10, Reusing glass bottles. The problem with the current pattern of recycling is that collecting old bottles and then melting them back into glass saves only about a quarter of the energy used to make the bottle in the first place. It would be far better if they were collected, cleaned and then reused. Global spirits producer Diageo said it would begin to use the returnable glass bottles produced by EcoSpirits. A gin, a whisky and a vodka will be distributed in 4.5 litre containers to commercial customers, which will then return them when empty. EcoSpirits, a company based in Singapore and founded in 2018, already operates in 27 countries. Separately, Familia Torres, the Spanish wine producer that is driving worldwide decarbonisation efforts in the wine trade, has been operating a bottle return system for one its organic wines for several months as well as trying to persuade the industry to standardise bottle sizes and shapes to make reuse easier.
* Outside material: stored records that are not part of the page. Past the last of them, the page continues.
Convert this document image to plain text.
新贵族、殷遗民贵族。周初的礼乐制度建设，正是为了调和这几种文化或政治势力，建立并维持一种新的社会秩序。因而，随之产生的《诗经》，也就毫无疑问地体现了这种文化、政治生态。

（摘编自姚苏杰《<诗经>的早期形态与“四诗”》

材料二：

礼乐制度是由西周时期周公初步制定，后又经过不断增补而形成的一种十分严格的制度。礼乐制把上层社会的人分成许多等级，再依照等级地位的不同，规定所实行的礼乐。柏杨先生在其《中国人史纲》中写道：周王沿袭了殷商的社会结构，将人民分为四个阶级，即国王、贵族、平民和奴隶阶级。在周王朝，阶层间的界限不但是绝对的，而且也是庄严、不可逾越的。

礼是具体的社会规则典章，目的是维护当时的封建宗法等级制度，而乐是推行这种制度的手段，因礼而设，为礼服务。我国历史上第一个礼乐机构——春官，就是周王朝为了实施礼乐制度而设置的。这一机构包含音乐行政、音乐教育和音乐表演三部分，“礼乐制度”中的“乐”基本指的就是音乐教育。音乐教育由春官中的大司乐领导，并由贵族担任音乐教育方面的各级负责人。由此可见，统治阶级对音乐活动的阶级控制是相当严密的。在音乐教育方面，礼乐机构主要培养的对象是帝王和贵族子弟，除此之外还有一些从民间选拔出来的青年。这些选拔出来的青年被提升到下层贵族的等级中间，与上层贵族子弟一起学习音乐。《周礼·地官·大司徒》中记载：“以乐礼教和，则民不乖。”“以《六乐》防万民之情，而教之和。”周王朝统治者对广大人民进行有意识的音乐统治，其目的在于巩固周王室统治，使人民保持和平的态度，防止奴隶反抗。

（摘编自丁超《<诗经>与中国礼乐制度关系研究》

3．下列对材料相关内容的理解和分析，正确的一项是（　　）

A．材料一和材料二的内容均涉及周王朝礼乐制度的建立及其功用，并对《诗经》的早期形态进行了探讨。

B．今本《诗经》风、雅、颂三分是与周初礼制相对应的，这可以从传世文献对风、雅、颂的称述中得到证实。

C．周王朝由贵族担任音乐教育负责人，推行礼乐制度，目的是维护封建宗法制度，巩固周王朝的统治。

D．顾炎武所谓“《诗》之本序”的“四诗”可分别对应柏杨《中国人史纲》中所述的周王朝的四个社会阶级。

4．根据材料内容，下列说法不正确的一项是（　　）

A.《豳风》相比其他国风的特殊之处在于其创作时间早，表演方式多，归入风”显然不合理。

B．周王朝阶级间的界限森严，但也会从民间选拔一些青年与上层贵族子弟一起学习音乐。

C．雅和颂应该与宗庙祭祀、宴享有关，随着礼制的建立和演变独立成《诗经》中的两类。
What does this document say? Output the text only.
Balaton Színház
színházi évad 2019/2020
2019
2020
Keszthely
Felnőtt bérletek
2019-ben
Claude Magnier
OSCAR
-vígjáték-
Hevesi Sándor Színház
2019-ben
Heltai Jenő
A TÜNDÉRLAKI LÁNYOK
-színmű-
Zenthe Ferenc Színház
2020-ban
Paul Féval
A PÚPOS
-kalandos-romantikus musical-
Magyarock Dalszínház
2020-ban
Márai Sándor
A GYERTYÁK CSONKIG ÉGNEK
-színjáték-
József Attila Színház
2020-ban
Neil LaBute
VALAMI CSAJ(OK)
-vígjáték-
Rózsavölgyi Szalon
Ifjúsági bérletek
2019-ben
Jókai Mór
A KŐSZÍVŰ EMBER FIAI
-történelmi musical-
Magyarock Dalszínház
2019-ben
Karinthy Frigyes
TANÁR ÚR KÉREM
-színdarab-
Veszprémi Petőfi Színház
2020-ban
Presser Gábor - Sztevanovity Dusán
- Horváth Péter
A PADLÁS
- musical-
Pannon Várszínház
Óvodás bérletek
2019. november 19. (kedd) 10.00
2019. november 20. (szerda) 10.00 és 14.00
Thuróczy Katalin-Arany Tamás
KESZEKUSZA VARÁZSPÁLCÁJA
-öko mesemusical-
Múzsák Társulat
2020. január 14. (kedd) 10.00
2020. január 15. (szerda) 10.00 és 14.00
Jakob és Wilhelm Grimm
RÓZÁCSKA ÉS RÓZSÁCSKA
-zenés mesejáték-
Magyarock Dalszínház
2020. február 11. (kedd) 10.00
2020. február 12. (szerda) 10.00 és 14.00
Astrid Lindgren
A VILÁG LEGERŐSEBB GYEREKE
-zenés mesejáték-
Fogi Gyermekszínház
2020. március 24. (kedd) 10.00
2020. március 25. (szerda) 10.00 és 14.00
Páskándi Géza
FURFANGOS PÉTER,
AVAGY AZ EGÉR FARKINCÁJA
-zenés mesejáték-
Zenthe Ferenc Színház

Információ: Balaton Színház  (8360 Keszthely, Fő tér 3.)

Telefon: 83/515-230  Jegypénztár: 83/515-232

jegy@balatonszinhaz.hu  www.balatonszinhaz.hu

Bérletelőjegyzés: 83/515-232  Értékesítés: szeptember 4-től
In my view, the world needs to carefully examine a refundable deposit scheme on all glass containers.
Slightly unfortunate time to pick substack for your newsletter, still loving the updates though.
I have been reading Carbon Commentary for a few years now and always look forward to it. I hope the move to Substack is successful. The nylon story in particular caught my attention, given the importance of, and slow progress around, the challenge of ghost nets. Thanks Chris.